Thankfully, the USA is a democracy of check and balance. Whatever the whimsies of a demagogic executive, the legislature and judiciary are there to keep to the law. Despite Republican dominance of both legislative houses, Trump cannot count on their total subservience as congressmen and senators listen to the lobbyists of businesses who keep their State economies humming. Any Trump measure that will hurt their voting constituencies will be rejected as we have witnessed of late. Moreover, whenever the executive branch resorts to bullying above and beyond the law, the Federal justice system is quick to intervene.

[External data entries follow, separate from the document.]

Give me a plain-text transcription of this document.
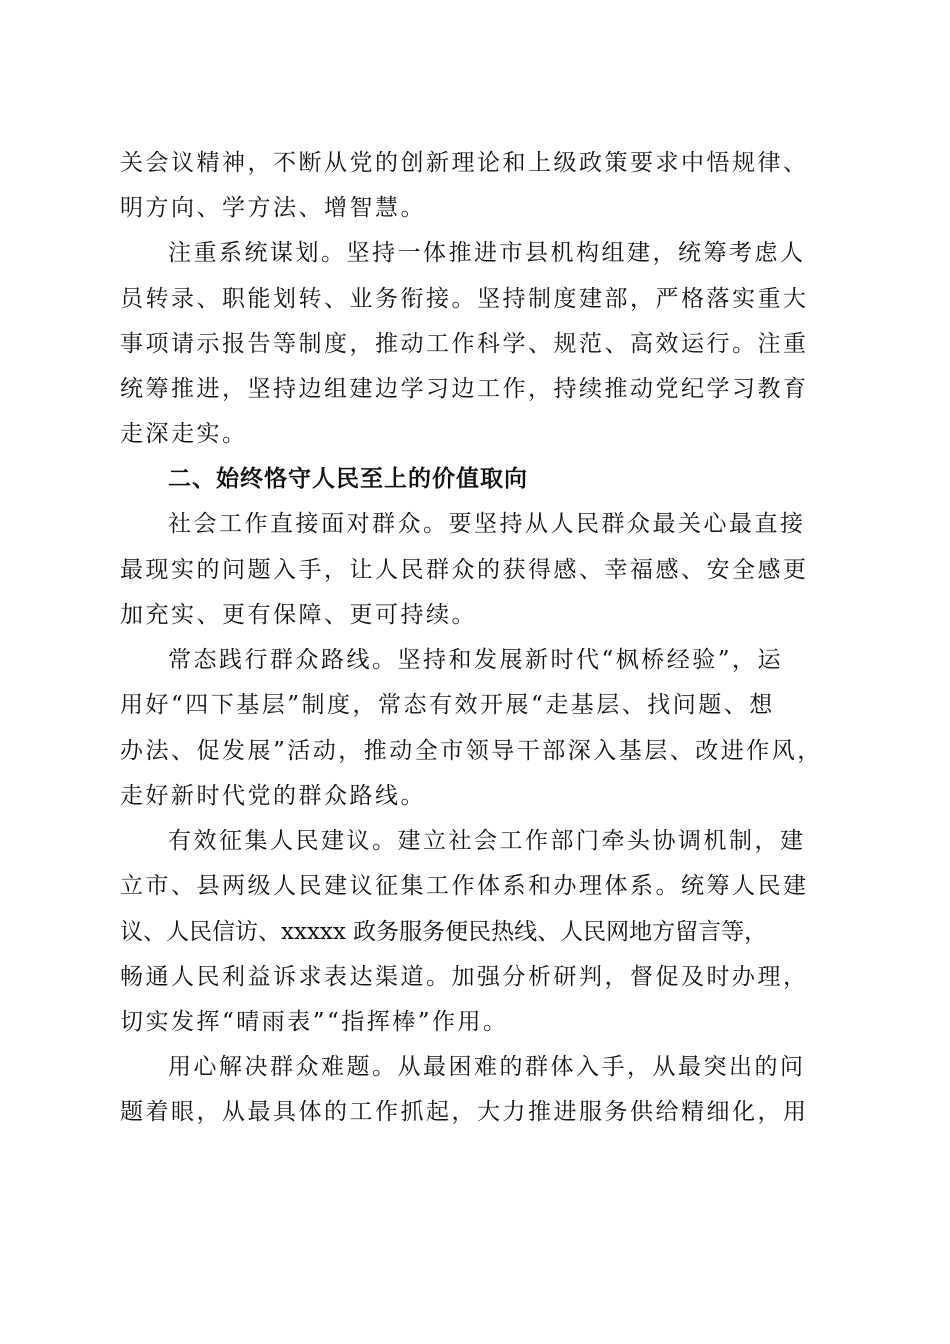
关会议精神，不断从党的创新理论和上级政策要求中悟规律、
明方向、学方法、增智慧。
注重系统谋划。坚持一体推进市县机构组建，统筹考虑人
员转录、职能划转、业务衔接。坚持制度建部，严格落实重大
事项请示报告等制度，推动工作科学、规范、高效运行。注重
统筹推进，坚持边组建边学习边工作，持续推动党纪学习教育
走深走实。
二、始终恪守人民至上的价值取向
社会工作直接面对群众。要坚持从人民群众最关心最直接
最现实的问题入手，让人民群众的获得感、幸福感、安全感更
加充实、更有保障、更可持续。
常态践行群众路线。坚持和发展新时代“枫桥经验”，运
用好“四下基层”制度，常态有效开展“走基层、找问题、想
办法、促发展”活动，推动全市领导干部深入基层、改进作风，
走好新时代党的群众路线。
有效征集人民建议。建立社会工作部门牵头协调机制，建
立市、县两级人民建议征集工作体系和办理体系。统筹人民建
议、人民信访、xxxxx 政务服务便民热线、人民网地方留言等，
畅通人民利益诉求表达渠道。加强分析研判，督促及时办理，
切实发挥“晴雨表”“指挥棒”作用。
用心解决群众难题。从最困难的群体入手，从最突出的问
题着眼，从最具体的工作抓起，大力推进服务供给精细化，用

The Apprentice is a greenhorn

As for “increasing” investment in US auto jobs as “great”, Trump's over abused qualifier for anything he says, does and tweet [never mind think if he actually knows how], these were programmed long before he even won in the Primaries. Expect that anything “great”, whatever that may be as defined by the USA's CEO, will always be to Trump's credit and anything that strikes him as not his way will always be blamed on immigrants, the press, Obamacare and “bad” people. Let's see how multinationals plan their future with such a one-man-show Apprentice running the White House.